Calling at Bahia, Brazil and at Trinidad, Georgia recrossed the Atlantic Ocean to Simon's Bay, Cape Colony, Africa, where she arrived on 16 August 1863. She sailed next to Santa Cruz, Tenerife, in the Canary Islands, thence up to Cherbourg, France, arriving 28 October 1863. During this short cruise she captured nine prizes.

While Georgia was undergoing repairs at Cherbourg in late January 1864, it was decided to shift her armament to CSS Rappahannock. The transfer was never initiated, however, and Georgia was moved to an anchorage 3 nautical miles (5.6 km; 3.5 mi) below Bordeaux, France. On 2 May 1864 she was taken to Liverpool and sold on 1 June 1864 to a merchant of that city over the protest of Charles Francis Adams, Sr., United States Minister to Great Britain.
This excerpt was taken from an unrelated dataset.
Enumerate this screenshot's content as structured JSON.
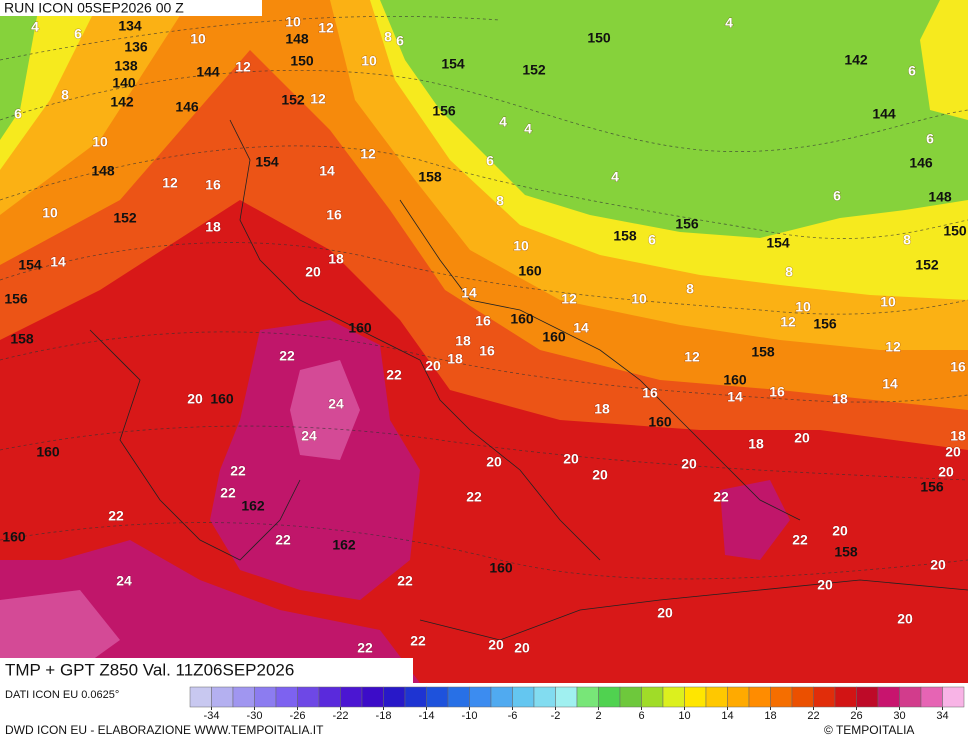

The steamer again put to sea on 11 August 1864, and on 15 August 1864 was captured by the United States Navy frigate USS Niagara off Portugal. She was sent into Boston, Massachusetts, where she was condemned and sold as a lawful prize of the United States.

The ship was documented as the U.S. merchant ship SS Georgia in New Bedford, Massachusetts, on 5 August 1865. She was reregistered in Canada in 1870. The property of the Quebec and Gulf Ports Company and still named SS Georgia, she was on a voyage from Halifax, Nova Scotia, to Portland, Maine, when she was wrecked without loss of life on the Northern Triangles, a reef in Penobscot Bay off the coast of Maine on 14 January 1875 while steaming at night in a snowstorm.

The pantograph is in its original case which has a small plaque on the top in the center reading C.S.S. Georgia. There is a maker’s label on the interior reading:

WILLIAM HARRIS
MATHEMATICAL, OPTICAL, & PHILOSOPHICAL
INSTRUMENT MAKER
NO. 47 HIGH HOLBORN
NEARLY OPPOSITE CHANCERY LANE
LONDON

The pantograph is in fair shape and is similarly marked to Harris, London. It is marked with measurements and is in working order as far as we can tell. The case measures 26¾ x 5 x 3¼”. The case has some damage including the wood of the lid splitting near the top on the right, one of the two securing latches are broken, and the key appears to have broken off in the lock. The bottom of the case also appears to have some cracks in the wood which should be noted. Otherwise, this is a phenomenal piece of Confederate Naval history. Comes ready for further research and display!